O co najmniej kilkuset osobach, w tym reporterach, zatrzymanych w sobotę podczas protestu w Mińsku, informują przedstawiciele niezależnych białoruskich mediów. Na ulicach miasta widziano też wielką liczbę milicjantów.

Kilkadziesiąt wypełnionych ludźmi więźniarek widziałem na własne oczy; myślę, że można mówić bez przesady o zatrzymaniu co najmniej kilkuset osób – powiedział PAP Waler Kalinouski, dziennikarz Radia Swaboda, jeden z reporterów tej stacji, którzy prowadzili relację z sobotniej akcji protestu.

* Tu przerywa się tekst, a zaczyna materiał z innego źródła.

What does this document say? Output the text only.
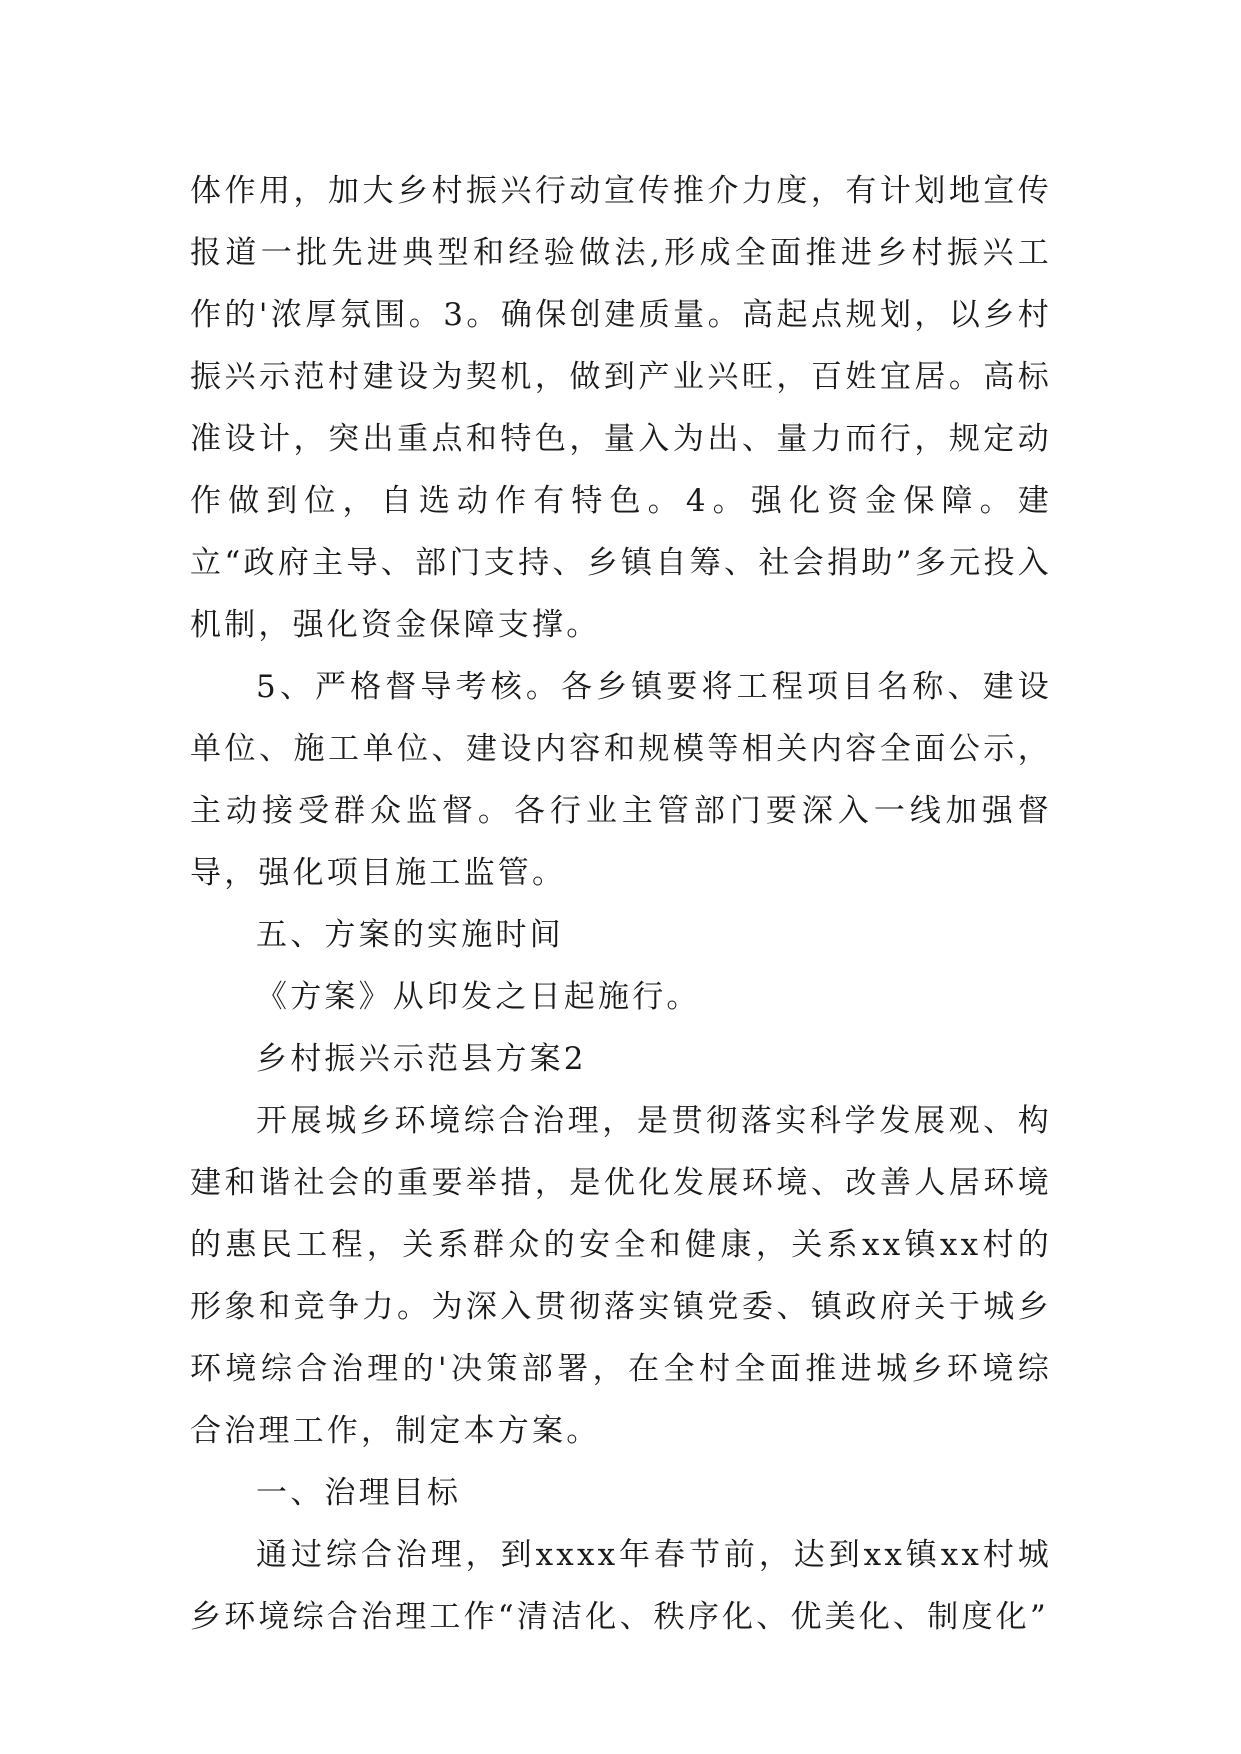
体作用，加大乡村振兴行动宣传推介力度，有计划地宣传报道一批先进典型和经验做法,形成全面推进乡村振兴工作的'浓厚氛围。3。确保创建质量。高起点规划，以乡村振兴示范村建设为契机，做到产业兴旺，百姓宜居。高标准设计，突出重点和特色，量入为出、量力而行，规定动作做到位，自选动作有特色。4。强化资金保障。建立“政府主导、部门支持、乡镇自筹、社会捐助”多元投入机制，强化资金保障支撑。

5、严格督导考核。各乡镇要将工程项目名称、建设单位、施工单位、建设内容和规模等相关内容全面公示，主动接受群众监督。各行业主管部门要深入一线加强督导，强化项目施工监管。

五、方案的实施时间

《方案》从印发之日起施行。

乡村振兴示范县方案2

开展城乡环境综合治理，是贯彻落实科学发展观、构建和谐社会的重要举措，是优化发展环境、改善人居环境的惠民工程，关系群众的安全和健康，关系xx镇xx村的形象和竞争力。为深入贯彻落实镇党委、镇政府关于城乡环境综合治理的'决策部署，在全村全面推进城乡环境综合治理工作，制定本方案。

一、治理目标

通过综合治理，到xxxx年春节前，达到xx镇xx村城乡环境综合治理工作“清洁化、秩序化、优美化、制度化”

O co najmniej kilkuset zatrzymanych informują w sobotę także redakcje innych niezależnych mediów, m.in. „Biełorusskije Nowosti” i telewizja Biełsat.

Jako „nadzwyczaj dużą” Kalinouski ocenił również liczbę wysłanych na ulicę milicjantów, w tym funkcjonariuszy oddziałów specjalnych OMON, którzy byli wyposażeni w tarcze i pałki, a według niektórych doniesień także uzbrojeni. – To samo można powiedzieć o ilości sprzętu. W swojej ponad 20-letniej pracy reportera taką liczbę więźniarek, polewaczek i innych wozów milicyjnych widziałem może kilka razy – ocenił Kalinouski.

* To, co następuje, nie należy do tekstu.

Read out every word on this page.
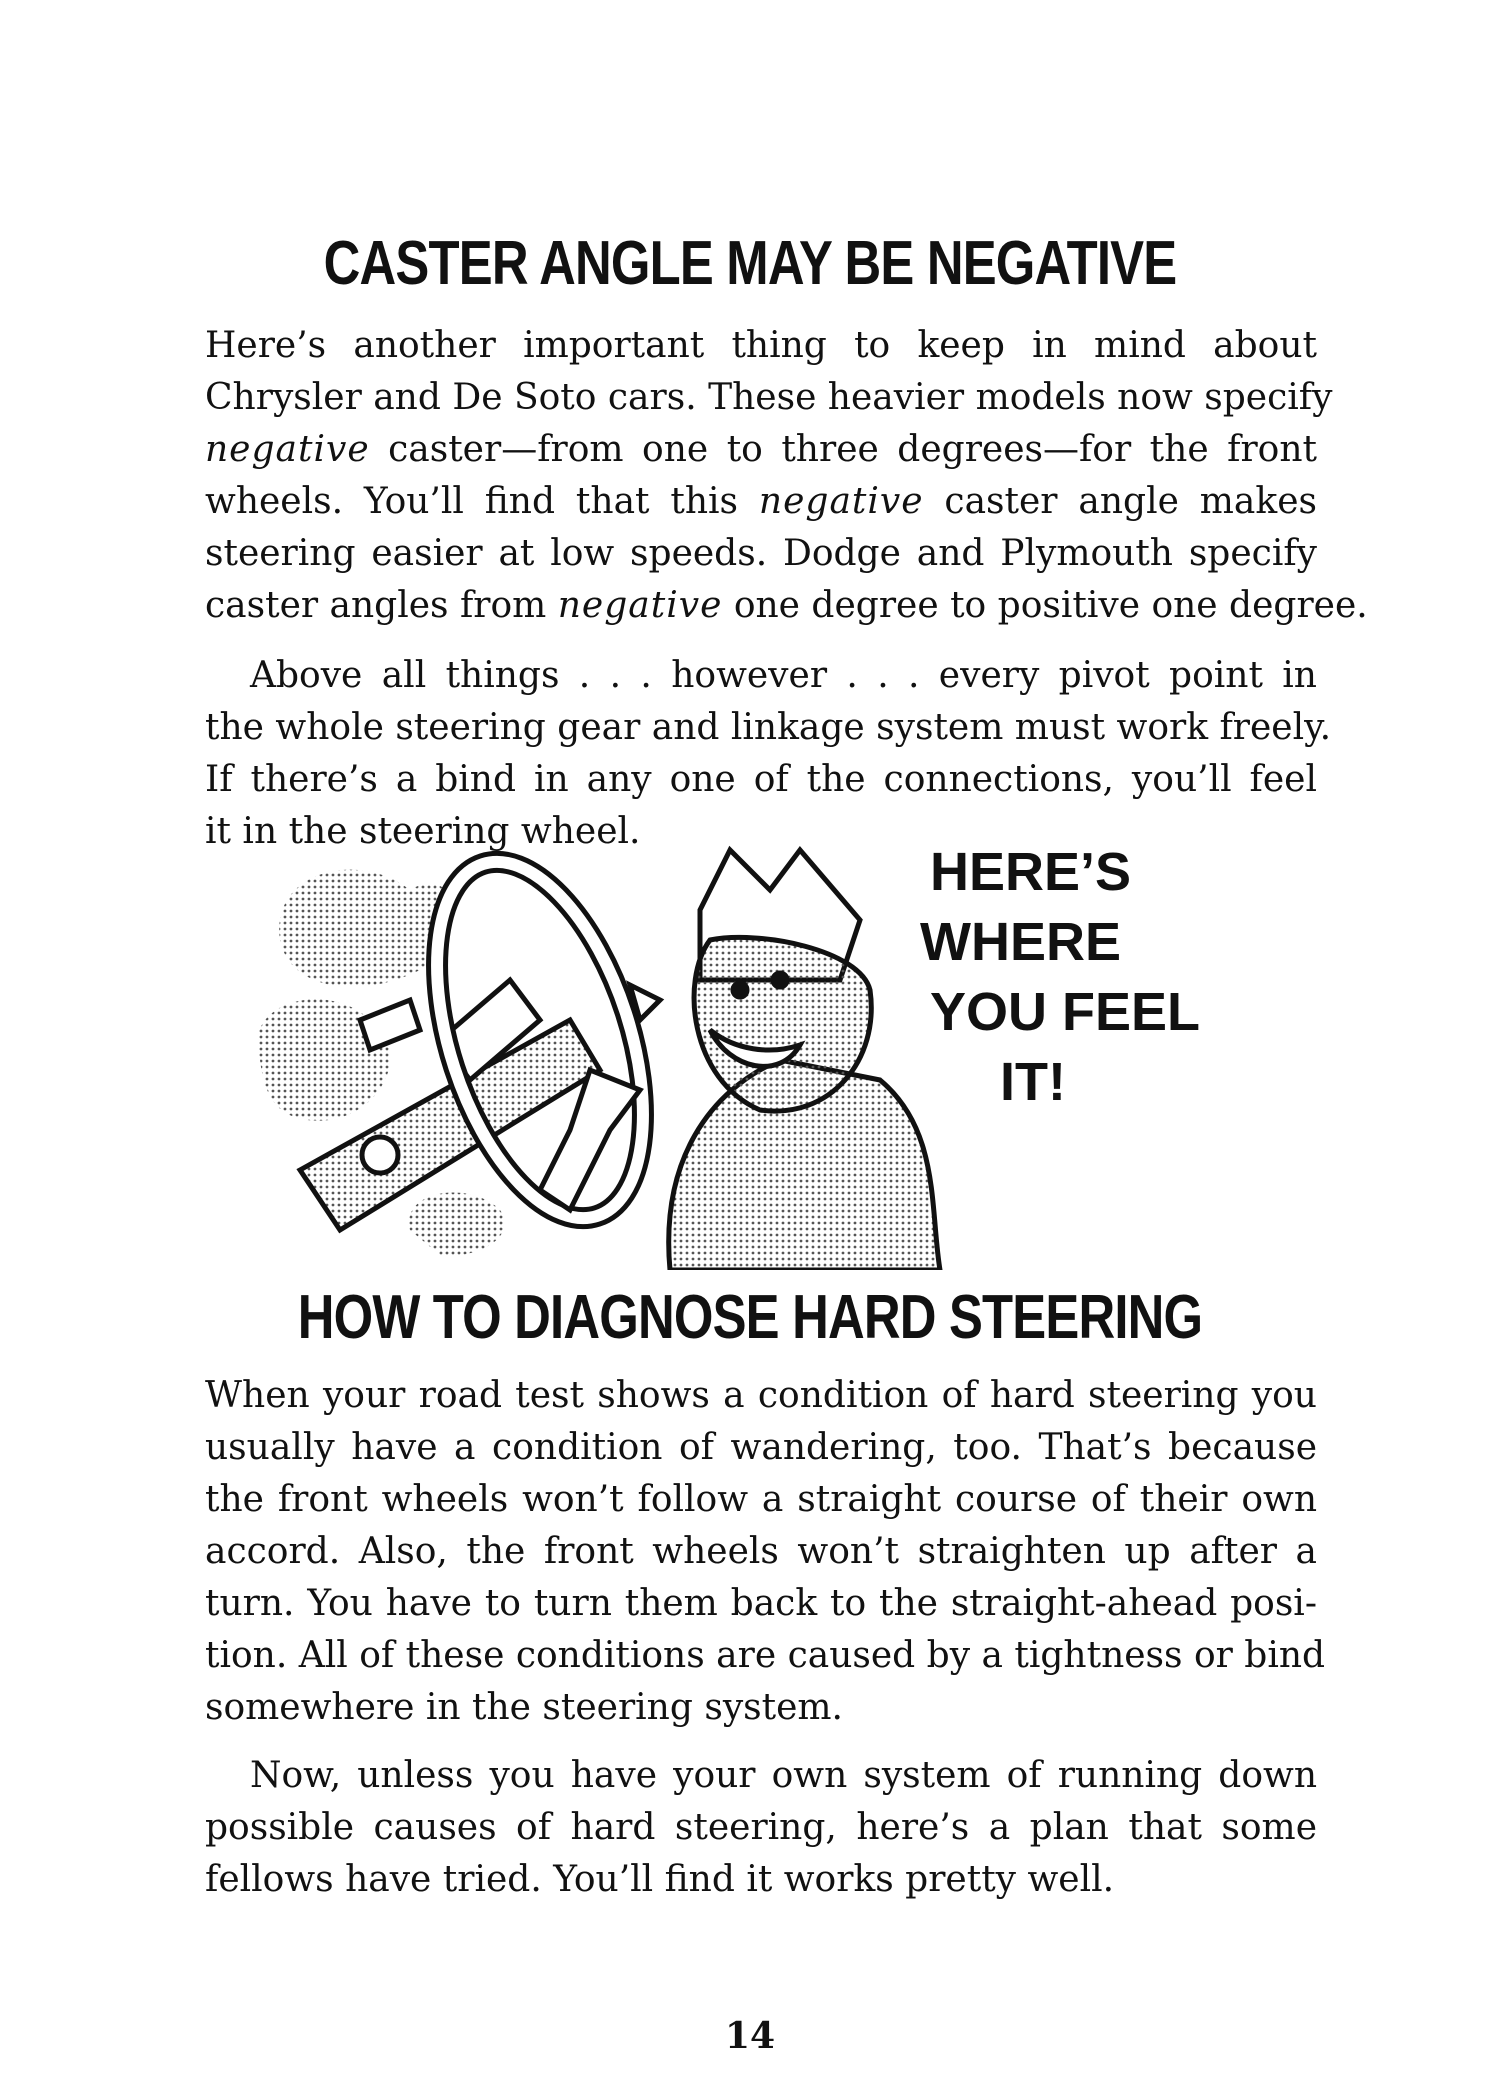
CASTER ANGLE MAY BE NEGATIVE
Here’s another important thing to keep in mind about
Chrysler and De Soto cars. These heavier models now specify
negative caster—from one to three degrees—for the front
wheels. You’ll find that this negative caster angle makes
steering easier at low speeds. Dodge and Plymouth specify
caster angles from negative one degree to positive one degree.
Above all things . . . however . . . every pivot point in
the whole steering gear and linkage system must work freely.
If there’s a bind in any one of the connections, you’ll feel
it in the steering wheel.
HERE’S
WHERE
YOU FEEL
IT!
HOW TO DIAGNOSE HARD STEERING
When your road test shows a condition of hard steering you
usually have a condition of wandering, too. That’s because
the front wheels won’t follow a straight course of their own
accord. Also, the front wheels won’t straighten up after a
turn. You have to turn them back to the straight-ahead posi-
tion. All of these conditions are caused by a tightness or bind
somewhere in the steering system.
Now, unless you have your own system of running down
possible causes of hard steering, here’s a plan that some
fellows have tried. You’ll find it works pretty well.
14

O zatrzymaniu swoich reporterów (sześć osób) poinformowały m.in. Biełsat, portal TUT.by, agencja informacyjna BiełaPAN. Początkowo dziennikarzy nie zatrzymywano i jako jedynych wpuszczano na miejsce zbiórki uczestników nieuzgodnionego z władzami protestu. W późniejszej fazie, gdy doszło do spontanicznych protestów na różnych odcinkach Prospektu Niezależności w Mińsku, reporterów zatrzymywano razem z demonstrantami.

W przeddzień manifestacji rozmawialiśmy z zastępcą szefowej Biełsat TV, Aleksym Dzikawickim.

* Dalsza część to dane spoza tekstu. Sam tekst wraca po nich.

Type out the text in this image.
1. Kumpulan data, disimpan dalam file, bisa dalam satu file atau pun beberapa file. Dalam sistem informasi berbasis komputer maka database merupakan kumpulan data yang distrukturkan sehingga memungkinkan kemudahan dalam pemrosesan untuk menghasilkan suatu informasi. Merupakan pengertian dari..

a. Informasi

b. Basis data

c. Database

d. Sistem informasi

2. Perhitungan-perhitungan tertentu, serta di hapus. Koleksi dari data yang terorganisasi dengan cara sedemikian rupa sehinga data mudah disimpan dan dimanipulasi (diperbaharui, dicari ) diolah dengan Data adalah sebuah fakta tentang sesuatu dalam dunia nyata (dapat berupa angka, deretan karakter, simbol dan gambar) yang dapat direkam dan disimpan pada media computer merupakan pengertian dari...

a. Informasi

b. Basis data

25 marca obchodzone jest na Białorusi, chociaż nieuznawane przez władze, święto narodowe – Dzień Wolności, upamiętniający utworzenie w 1918 r., na mocy traktatu brzeskiego, Białoruskiej Republiki Ludowej. Na ten dzień przewidziano demonstracje na niespotykaną w epoce prezydenta Łukaszenki skalę.

[related id=”8291″]

Na Białorusi od kilku tygodni trwają niepokoje społeczne, bezpośrednio związane z wprowadzeniem tzw. „dekretu o darmozjadach”, czyli podatku dla osób, które przepracowały mniej niż 183 dni w minionym roku. Jest to obciążenie szczególnie dotkliwe dla licznej grupy osób, które w poszukiwaniu lepiej płatnych zajęć jeździły do Rosji.
– Władze robią wszystko, żeby zastraszyć ludzi. Główne ulice i place w Mińsku są patrolowane przez uzbrojonych w karabiny maszynowe milicjantów. Ciągle trwają zatrzymania działaczy – mówił Radiu Wnet Aleksy Dzikawicki.
– Nie wiadomo, gdzie znajduje się lider jutrzejszego protestu, czyli Mikałaj Statkiewicz. Ma wyłączony telefon, mało tego – z jego telefonu rozsyłane są powiadomienia, żeby nikt na tę akcję nie przychodził – kontynuował Aleksy Dzikawicki.